The first spontaneous spawning of European hake Merluccius merluccius L.: characteristics of eggs and early larval stages
Abstract
For the first time, a spontaneous spawning of hake was recorded in Spain in April 2009. The spawn was obtained from broodstock kept in captivity for two years at the facilities of the Spanish Institute of Oceanography in Vigo (NW Spain). Eggs were transparent, spherical and had an average diameter of 1.067 ± 0.024 mm; yolk occupied the majority of egg volume. The oil droplet had a diameter of 0.27 ± 0.03 mm. The incubation period of the eggs lasted for 4 days at 14°C and the duration from hatching to the total absorption of the yolk sac was between 5–7 days after hatching, at the same temperature. Newly hatched larvae had an average total length of 3.20 ± 0.13 mm and began feeding 6 days after hatching; a daily growth rate of 0.158 mm day-1 was observed from hatching to yolk sac consumption. This paper describes the daily evolution of biometric and morphological characteristics of the different stages of embryos and larvae of European hake up to the age of 19 days.

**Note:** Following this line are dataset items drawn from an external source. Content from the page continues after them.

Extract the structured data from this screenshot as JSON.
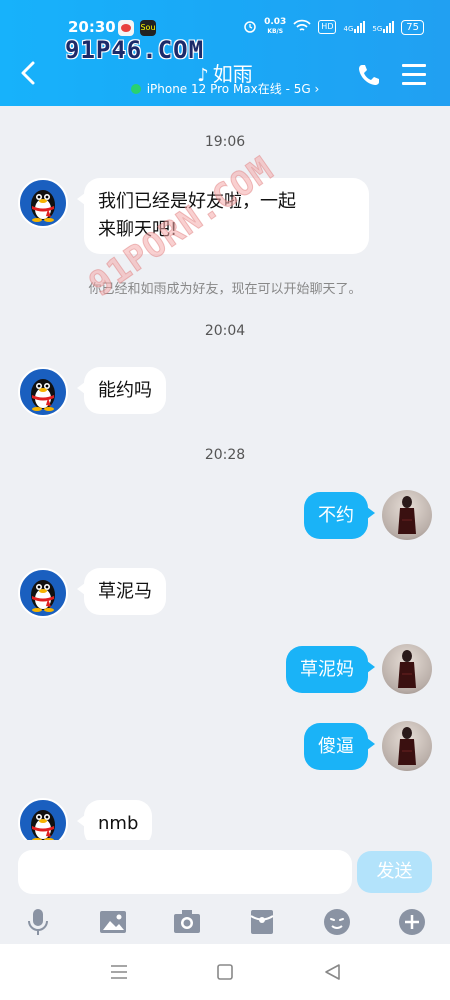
{
  "status_bar": {
    "time": "20:30",
    "app1_icon": "weibo-icon",
    "app2_label": "Sou",
    "speed_value": "0.03",
    "speed_unit": "KB/S",
    "hd_label": "HD",
    "net1": "4G",
    "net2": "5G",
    "battery": "75"
  },
  "watermark": "91P46.COM",
  "chat_watermark": "91PORN.COM",
  "header": {
    "contact_name": "如雨",
    "status_text": "iPhone 12 Pro Max在线 - 5G",
    "status_chevron": "›",
    "ear_glyph": "♪"
  },
  "messages": {
    "time1": "19:06",
    "msg1": "我们已经是好友啦，一起\n来聊天吧!",
    "system_note": "你已经和如雨成为好友，现在可以开始聊天了。",
    "time2": "20:04",
    "msg2": "能约吗",
    "time3": "20:28",
    "msg3": "不约",
    "msg4": "草泥马",
    "msg5": "草泥妈",
    "msg6": "傻逼",
    "msg7": "nmb"
  },
  "input": {
    "value": "",
    "send_label": "发送"
  },
  "colors": {
    "header_blue": "#1aa8f6",
    "bubble_blue": "#1ab3f7",
    "send_disabled": "#b3e3fb",
    "online_green": "#29d16f"
  }
}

Interest has recently increased in the cultivation of hake on an industrial scale. The attempt to grow hake in captivity has been reported in Chile using Merluccius australis (Hutton, 1872) albeit with limited success (Bustos & Landaeta 2005). Regarding the European hake, larval rearing experiments were carried out using stripped eggs from wild specimens in Norway, reporting the growth of juveniles up to 250 days (Bjelland & Skiftesvik 2006). In Spain, Iglesias, Lago, Sánchez and Cal (2010) described the conditions of capture, transport and conditioning, as well as the diets used and the first data on growth of adult hakes in captivity.
In previous studies (Coombs & Mitchell 1982; Marrale, Alvarez & Motos 1996), the embryonic development and yolk sac larvae from wild-caught population have been described. In our work, a spontaneous spawning obtained from a hake broodstock kept in captivity for 2 years is reported for the first time in Europe. The morphological features and biometric changes of the early development stages (eggs and larvae) of hake as well as the first attempt of larval rearing of this species in Spain are described.
Broodstock source and conditioning
Hake broodstock were obtained from fish caught in the Ría de Vigo (NW Spain) during the years 2007 and 2008 following the methodology described by Iglesias et al. (2010). In the laboratory, 50 male and female hakes ranging from 34 to 47 cm in length were kept together in an 8 m3 tank with an open water system at a flow of 500 L h−1. Water temperature and salinity ranged between 13 and 14°C and from 32 to 34 g L−1 respectively. Fish were maintained on a natural photoperiod and low light intensity and they were not sampled to avoid disturbing their behaviour.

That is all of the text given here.